Letters - 19 June 2020

From accepting death to 'Stirrings of the Heart'

Accepting death

Great letter from Sally Phillips (22 May). No public figure has dared to tell the truth about death. Death is an essential, implacable fact of nature. Where does the idea come from that no one should ever die? Why should humankind go on spreading across the earth, in billions and without limit?

Until we get back in touch with God and nature and accept death as our ultimate destiny, we shall never know any peace, spiritually emotionally or physically.

Peter Whitfield

Disparity in society

Although Malvern, where I live, is almost 100 per cent white, 370 people turned up for a Black Lives Matter rally on Sunday 7 June.

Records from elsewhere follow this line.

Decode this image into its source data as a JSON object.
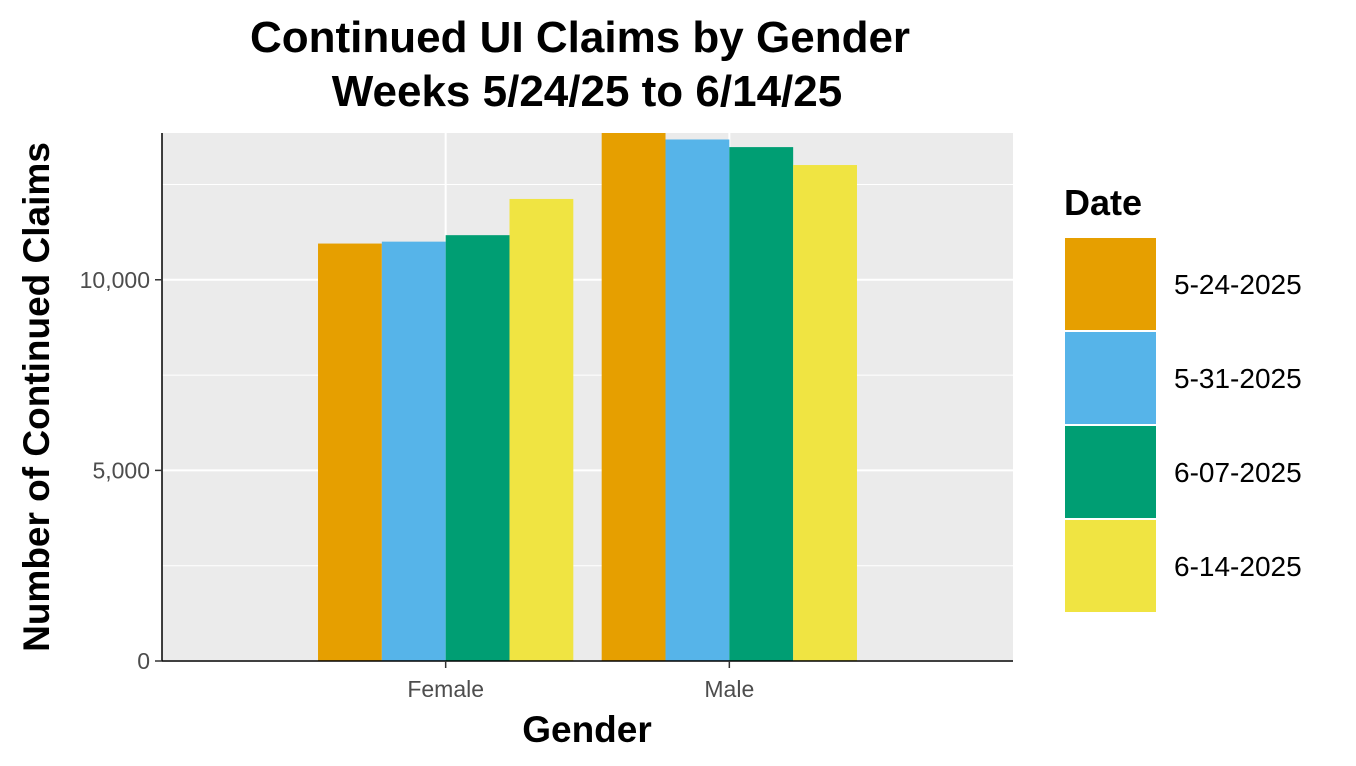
{
  "chart_data": {
    "type": "bar",
    "title": [
      "Continued UI Claims by Gender",
      "Weeks  5/24/25 to 6/14/25"
    ],
    "xlabel": "Gender",
    "ylabel": "Number of Continued Claims",
    "categories": [
      "Female",
      "Male"
    ],
    "series": [
      {
        "name": "5-24-2025",
        "color": "#E69F00",
        "values": [
          10950,
          13850
        ]
      },
      {
        "name": "5-31-2025",
        "color": "#56B4E9",
        "values": [
          11000,
          13680
        ]
      },
      {
        "name": "6-07-2025",
        "color": "#009E73",
        "values": [
          11170,
          13480
        ]
      },
      {
        "name": "6-14-2025",
        "color": "#F0E442",
        "values": [
          12120,
          13010
        ]
      }
    ],
    "ylim": [
      0,
      13850
    ],
    "yticks": [
      0,
      5000,
      10000
    ],
    "ytick_labels": [
      "0",
      "5,000",
      "10,000"
    ],
    "grid": true,
    "legend_title": "Date",
    "legend_position": "right"
  }
}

I was moved to share my experience of becoming a prison tutor in rural Suffolk in the mid-1980s. I was surprised to discover that half the prisoners were black and was told that it was due to the aim of ensuring that black populations in prisons did not exceed fifty per cent. This led to men being ‘exported’ from London jails. Since then I have been conscious of this disparity between the percentage of black men in custody and in society.

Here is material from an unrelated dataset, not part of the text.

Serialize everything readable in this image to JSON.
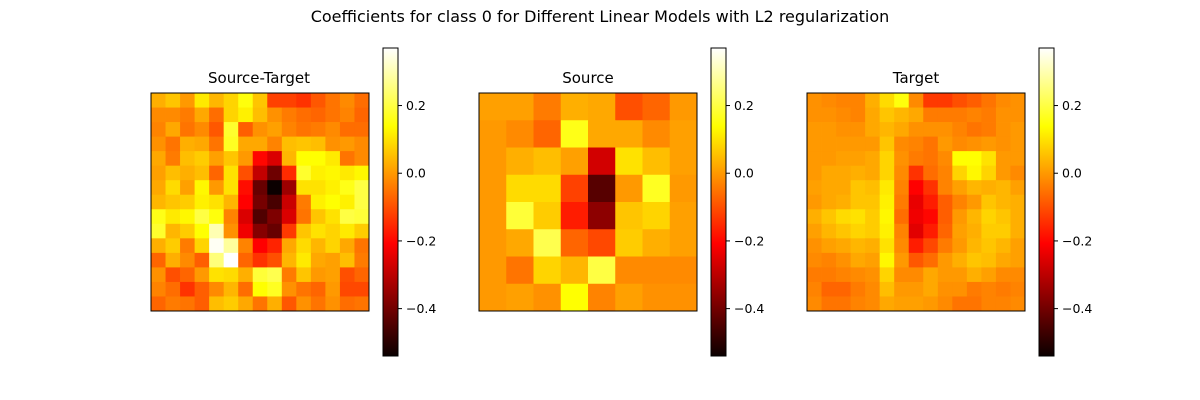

Fast forward to the present day and I am watching a recording of the 2 June session of the Justice Committee, concerning the impact of Covid-19 on prison and probation. Out of the blue, a Justice Committee member asks the panel if anyone can explain the ‘disproportionality’ of BAME (Black, Asian and minority ethnic) people in English prisons. No one replies. (There is one person who has shed light on this: David Lammy MP in the 2017 Lammy Review.) To me this is an equality issue, and something that should therefore resonate with Friends.